Centralized farms and processors now own animals from birth to market, and often use them as collateral for leveraged growth. That's left traditional farmers in the dust, with many livestock farmers now working for corporations without ownership of their animals or their land. This vertical integration produced a host of concerns the Pew Commission's report hit on explicitly.
Along with animal welfare concerns, which have remained controversial, there are systemic costs that are oft ignored. The loss of livestock diversity caused by the push to only farm the most productive breeds, along with the high reliance on nontherapeutic antibiotics, has increased the risk of catastrophic disease. The push for efficiency in slaughterhouses has increased the risk of contamination, brought more low-quality meat to market, and increased rates of worker injury. On top of that, the environmental costs—including processing highly-concentrated animal waste, a heavy use of fossil fuels, and land conversion for feed grain production—are immense.
It's important to note that the Pew Commission report was released during the first year of the Obama administration, and hopes were high that problems endemic to industrial farm animal production could be addressed. What's changed? According to the CLF report, the problems have actually gotten worse:
Contrary to expectations, the Obama administration has not engaged on the recommendations outlined in the report in a meaningful way; in fact, regulatory agencies in the administration have acted regressively in their decision-making and policy-setting procedures. In addition, the House of Representatives has stepped up the intensity of its attacks on avenues for reform and stricter enforcement of existing regulations, paving the way for industry avoidance of scrutiny and even deregulation, masked as protection of the inappropriately termed “family farmer.”
To be clear, the bulk of US meat production is done at massive, industrial farms and processing is concentrated in large regional slaughterhouses. This centralized system increases the risk of large-scale contamination, like the salmonella outbreak that California plants owned by Foster Farms have been struggling with this year. But under the guise of protecting farmers—who increasingly are employees of corporations, and no longer own their animals or land—Washington has pushed for less oversight and fewer regulations. From the CLF report:
The assaults on reform have not been limited to blocking policies that would hold IFAP operations accountable for hazardous environmental pollution and other practices that endanger the public’s health.
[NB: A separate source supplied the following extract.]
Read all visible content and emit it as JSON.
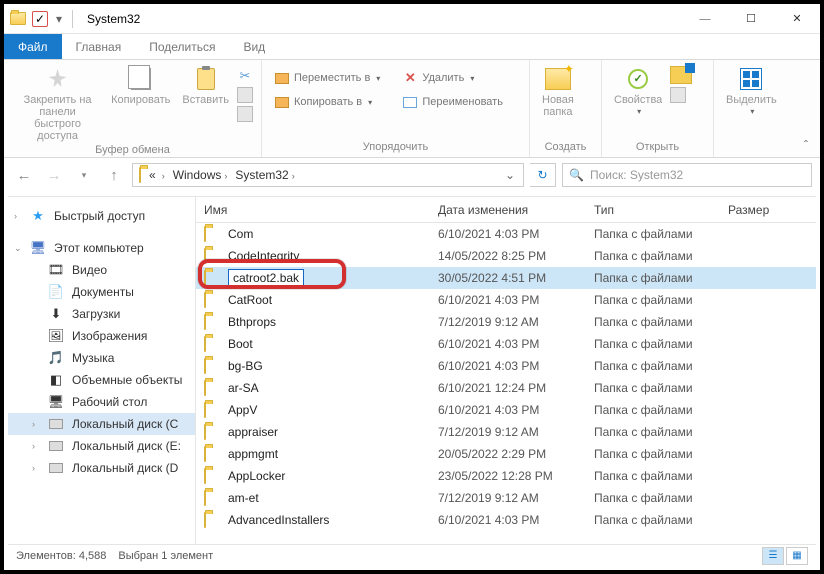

Instead, the policy debate over IFAP has shifted to the implementation of policies such as “ag-gag,” agricultural certainty, and right-to-farm laws, all of which are designed to further shield unsavory industry practices from the eye of the public and the intervention of regulators.
The end result is that our meat supply is more concentrated, more susceptible to catastrophe, and less sustainable. The CLF report highlights a number of critical actions to take, including banning the use of nontherapeutic antibiotics, improving oversight and regulation of industrial facilities, and supporting more competition within the industry. If such change isn't undertaken, our meat supply chain will continue to be at risk.